Senior Orations: Meredith Browne
February 26th, 2013
We continue to feature our top ten submissions in Senior Orations. Today we hear the thoughts of Meredith Browne.
Service Done Right
While attending a meeting to prepare for the Volunteer Service Corps trip to Kolkata, India, we discussed our own personal philosophy of service. I was surprised to find out how greatly everyone’s ideas differed. This led me to more deeply consider what service to others is, since it seems to be so subjective. What does it mean to go to a university whose motto is, “Pro Humanitate?” Is there a right kind of service? Why do we travel thousands of miles to help others when Winston-Salem has some of the hungriest children in the nation?
Serving others has always been an important aspect of my life. From middle school on, I was required to do a certain amount of service for the organizations to which I belonged. This is not to say that I did not understand the value of helping others, but it was always mandatory. When I came to Wake, however, no one was telling me I had to volunteer. Instead, I became aware of the importance of Pro Humanitate to our school, and was overwhelmed with all the activities on campus that fulfilled this motto. Although I understood the importance of Pro Humanitate, I did not reflect on why this was our motto. Perhaps to go to Wake Forest is it not only a call to do all one can for humanity, but it should also be a call to question why we serve.
The simple definition of service is an exchange involving two parties: those who are offering their time or goods and those who are receiving them. This broad definition leaves room for interpretation and frankly, recklessness and self-satisfaction. Although most service is initiated with good intentions, good intentions can soon be lost by a lack of empathy for those being served and a lack of preparation for the work being done. I experienced this important difference when I traveled to Nicaragua with Wake Forest this past summer to learn about global health and communication. We prepared for our trip for on campus before travelling to Nicaragua for three weeks of service learning. Before going, we learned of the history and culture of Nicaragua and about about AMOS, the organization with which we would be working. AMOS improves the health of impoverished communities by working alongside the community. One important distinction of this organization is that the community must first come to AMOS asking for assistance. To me, this is an example of “service done right.” There is a need in these communities yet there is no sense of superiority from AMOS because they have the resources to help.

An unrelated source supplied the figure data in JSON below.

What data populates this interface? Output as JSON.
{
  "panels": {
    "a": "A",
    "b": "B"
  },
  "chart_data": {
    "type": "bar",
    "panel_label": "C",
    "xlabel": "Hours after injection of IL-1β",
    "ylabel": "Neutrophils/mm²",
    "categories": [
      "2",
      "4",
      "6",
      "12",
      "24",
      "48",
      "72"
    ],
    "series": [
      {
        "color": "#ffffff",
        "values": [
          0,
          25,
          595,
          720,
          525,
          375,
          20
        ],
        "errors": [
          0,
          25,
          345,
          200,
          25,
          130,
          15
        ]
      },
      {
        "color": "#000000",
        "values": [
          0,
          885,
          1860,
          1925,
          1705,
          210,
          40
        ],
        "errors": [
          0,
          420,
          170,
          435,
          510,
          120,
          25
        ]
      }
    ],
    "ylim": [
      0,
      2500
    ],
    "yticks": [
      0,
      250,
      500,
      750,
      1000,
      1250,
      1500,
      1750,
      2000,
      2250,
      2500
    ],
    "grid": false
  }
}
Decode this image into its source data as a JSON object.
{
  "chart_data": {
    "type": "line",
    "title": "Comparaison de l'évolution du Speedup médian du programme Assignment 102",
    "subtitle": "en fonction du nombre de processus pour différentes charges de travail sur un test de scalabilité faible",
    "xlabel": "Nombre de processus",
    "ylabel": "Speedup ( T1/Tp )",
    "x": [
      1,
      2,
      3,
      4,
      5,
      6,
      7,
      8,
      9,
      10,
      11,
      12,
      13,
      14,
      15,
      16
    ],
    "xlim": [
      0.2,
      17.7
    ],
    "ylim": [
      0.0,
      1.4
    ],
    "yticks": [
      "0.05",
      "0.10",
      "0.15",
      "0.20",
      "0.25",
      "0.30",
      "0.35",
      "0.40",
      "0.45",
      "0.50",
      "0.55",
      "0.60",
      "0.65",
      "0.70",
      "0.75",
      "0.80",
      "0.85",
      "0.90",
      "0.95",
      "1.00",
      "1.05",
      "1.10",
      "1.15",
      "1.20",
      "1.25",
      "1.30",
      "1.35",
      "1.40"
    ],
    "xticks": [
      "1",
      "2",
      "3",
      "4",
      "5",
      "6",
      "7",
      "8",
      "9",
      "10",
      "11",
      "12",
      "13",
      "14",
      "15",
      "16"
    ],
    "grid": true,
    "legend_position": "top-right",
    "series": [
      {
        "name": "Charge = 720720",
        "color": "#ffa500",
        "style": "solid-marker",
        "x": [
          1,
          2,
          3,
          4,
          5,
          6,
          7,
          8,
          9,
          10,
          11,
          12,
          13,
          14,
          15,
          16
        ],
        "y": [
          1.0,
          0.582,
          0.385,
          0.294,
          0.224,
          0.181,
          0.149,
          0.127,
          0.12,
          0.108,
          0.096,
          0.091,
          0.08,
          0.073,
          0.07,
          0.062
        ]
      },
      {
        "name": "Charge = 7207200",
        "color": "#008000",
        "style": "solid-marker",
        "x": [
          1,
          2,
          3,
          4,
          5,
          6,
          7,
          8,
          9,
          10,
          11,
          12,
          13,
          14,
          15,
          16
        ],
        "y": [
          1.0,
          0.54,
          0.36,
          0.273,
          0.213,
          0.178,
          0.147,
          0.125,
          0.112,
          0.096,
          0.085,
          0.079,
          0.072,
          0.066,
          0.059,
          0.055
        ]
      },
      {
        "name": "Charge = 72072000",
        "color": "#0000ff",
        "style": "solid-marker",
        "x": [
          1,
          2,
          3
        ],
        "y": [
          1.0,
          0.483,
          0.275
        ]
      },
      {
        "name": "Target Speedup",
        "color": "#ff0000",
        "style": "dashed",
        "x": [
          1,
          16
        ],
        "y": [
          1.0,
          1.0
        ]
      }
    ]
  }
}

When flying into Nicaragua, I was struck by all the volunteer organizations in the airport. I spotted one group of young volunteers wearing matching shirts that said, “Save Nicaragua!” I shudder to think about the friends I made there and what they would think if they saw those shirts. Whether it refers to a religious or economic “saving,” this phrase implies the rescue of an entire “lost” nation, not a partnership with individuals, which is so essential to service. I reflect on my friend, 60-year-old Gerarito, who guided me to different houses in his community so we could check on the efficiency of their water filters. The pride he had in his farming community was evident as he led me from house to house. I think he, and the rest of the people I encountered there, would agree with Lilla Watson, an Australian activist, “If you have come to help me, you are wasting your time. But if you have come because your liberation is bound up with mine, then let us work together.” Yes, service is about giving help but it is also more than that; serving is about the liberation of both parties. Perhaps some Nicaraguans need to be liberated from poverty and a lack of health care, but from what do we as North Americans need to be liberated? Maybe we as traveling volunteers need to be freed from our own preconceived notions about the world around us.
While preparing for my trips to Nicaragua and to India, I was bothered by the fact that the cost of my plane ticket could feed hungry children in Winston-Salem. I asked myself, “Am I even going to really help anyone, or is this just a selfish fulfillment of my own desire to travel?” The answer to this question is neither simple nor easy. Yes, international service may partially be a selfish desire to see the world. But more importantly, it is a way for us as members of the Wake Forest family to demonstrate that we care for the welfare of those in other countries as well as those at home. It is vital for us to see the world and to serve it, and then to come home as more empathetic individuals and continue to help those here.
International service must be coupled with thoughtful preparation and reflection upon our motives. The reasons we as individuals decide to serve others either locally or internationally, are personal and complex. Some say service is an attempt at self-gratification. I think, however, the answer may be quite simple and innate in many of us. Essentially, we participate in service because we are created to love our fellow humans. At our best, we want the best for each other. We may serve differently with our individual gifts, but if what we have to give is not done with sensitivity and love, it can be worthless and even harmful. Thank you, Wake Forest, for not only giving me so many opportunities to serve, but for guiding me to think critically about the meaning of service.